Despite this and other collaborations, FDA still needs to monitor a vast number of drug manufacturers in China and India and other third-world nations that produce APIs and generic drugs for the US. Deborah Autor, senior vice-president at Mylan Pharmaceuticals, expects that more drugs and medical products will be coming in from overseas, as manufacturers move to more corners of the world where it is less expensive to operate. Regulatory partnerships for conducting inspections and for establishing product standards are “crucial” to advancing drug development and for expanding patient access to needed therapies, Autor observed at the FDLI meeting, so that manufacturers may satisfy registration requirements in multiple markets based on an approval one regulatory authority.

More harmonization

International standards for drug testing and manufacturing can further this goal by reducing a proliferation in divergent regulatory approaches around the world, as seen in new initiatives at the International Council for Harmonization (ICH), which has expanded to include representatives of nations from all regions of the world. ICH is shifting from establishing specific technical standards to developing more conceptual guidelines for modernizing good clinical practices, drug safety assessment, and quality production. A new draft guideline (E8) on the design and conduct of clinical trials, for example, identifies principles and practices in clinical studies that are crucial to ensuring data quality and for results to be accepted by regulators. Harmonization may extend to approaches for conducting drug-drug interaction studies, adaptive clinical trials, and for incorporating pediatric information extrapolation into drug development plans.
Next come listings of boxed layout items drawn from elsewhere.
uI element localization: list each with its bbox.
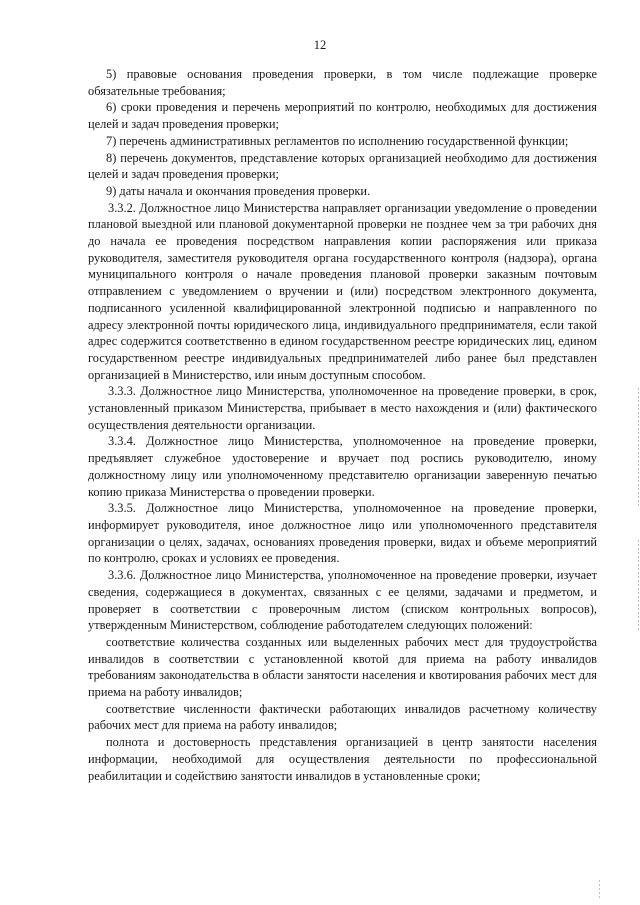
list-item-5: 5) правовые основания проведения проверки, в том числе подлежащие проверке обязательные требования; xyxy=(88,67,597,98)
scan-edge-mark xyxy=(638,540,639,630)
clause-3-3-4: 3.3.4. Должностное лицо Министерства, уполномоченное на проведение проверки, предъявляет служебное удостоверение и вручает под роспись руководителю, иному должностному лицу или уполномоченному представителю организации заверенную печатью копию приказа Министерства о проведении проверки. xyxy=(88,434,597,499)
scan-edge-mark xyxy=(599,880,600,900)
list-item-8: 8) перечень документов, представление которых организацией необходимо для достижения целей и задач проведения проверки; xyxy=(88,150,597,182)
clause-3-3-3: 3.3.3. Должностное лицо Министерства, уполномоченное на проведение проверки, в срок, установленный приказом Министерства, прибывает в место нахождения и (или) фактического осуществления деятельности организации. xyxy=(88,384,597,432)
checklist-item-headcount: соответствие численности фактически работающих инвалидов расчетному количеству рабочих мест для приема на работу инвалидов; xyxy=(88,701,597,733)
checklist-item-quota-compliance: соответствие количества созданных или выделенных рабочих мест для трудоустройства инвалидов в соответствии с установленной квотой для приема на работу инвалидов требованиям законодательства в области занятости населения и квотирования рабочих мест для приема на работу инвалидов; xyxy=(88,634,597,700)
clause-3-3-5: 3.3.5. Должностное лицо Министерства, уполномоченное на проведение проверки, информирует руководителя, иное должностное лицо или уполномоченного представителя организации о целях, задачах, основаниях проведения проверки, видах и объеме мероприятий по контролю, сроках и условиях ее проведения. xyxy=(88,501,597,566)
checklist-item-reporting: полнота и достоверность представления организацией в центр занятости населения информации, необходимой для осуществления деятельности по профессиональной реабилитации и содействию занятости инвалидов в установленные сроки; xyxy=(88,735,597,783)
list-item-7: 7) перечень административных регламентов по исполнению государственной функции; xyxy=(106,133,569,148)
list-item-9: 9) даты начала и окончания проведения проверки. xyxy=(106,183,371,198)
list-item-6: 6) сроки проведения и перечень мероприятий по контролю, необходимых для достижения целей и задач проведения проверки; xyxy=(88,100,597,132)
scan-edge-mark xyxy=(638,388,639,508)
page-number: 12 xyxy=(313,38,327,52)
clause-3-3-6: 3.3.6. Должностное лицо Министерства, уполномоченное на проведение проверки, изучает сведения, содержащиеся в документах, связанных с ее целями, задачами и предметом, и проверяет в соответствии с проверочным листом (списком контрольных вопросов), утвержденным Министерством, соблюдение работодателем следующих положений: xyxy=(88,568,597,633)
clause-3-3-2: 3.3.2. Должностное лицо Министерства направляет организации уведомление о проведении плановой выездной или плановой документарной проверки не позднее чем за три рабочих дня до начала ее проведения посредством направления копии распоряжения или приказа руководителя, заместителя руководителя органа государственного контроля (надзора), органа муниципального контроля о начале проведения плановой проверки заказным почтовым отправлением с уведомлением о вручении и (или) посредством электронного документа, подписанного усиленной квалифицированной электронной подписью и направленного по адресу электронной почты юридического лица, индивидуального предпринимателя, если такой адрес содержится соответственно в едином государственном реестре юридических лиц, едином государственном реестре индивидуальных предпринимателей либо ранее был представлен организацией в Министерство, или иным доступным способом. xyxy=(88,200,597,382)
document-body xyxy=(88,66,597,784)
In the drug quality area, ICH participants are scheduled to finalize a new framework for managing post-approval manufacturing changes as a way to facilitate improvements in drug products and production methods during the product lifecycle. Additional projects aim to harmonize policies for overseeing continuous manufacturing and for bioequivalence testing of generic drugs. Also, in the works are initiatives to streamline the collection of safety data in late-stage trials and post-marketing studies, to improve validation of bioanalytical assays for non-clinical and clinical studies, and to agree on electronic standards for submitting individual case safety reports to regulatory authorities.

To further ensure that FDA policies are effective in enhancing public health at home and abroad, the agency has requested that the National Academies of Science, Engineering and Medicine review its foreign operations and how well they enhance public health. In particular, the project is assessing FDA’s ongoing efforts to build the capacity of food and drug regulatory agencies in low- and middle-income countries to help ensure the safety and quality of regulated products.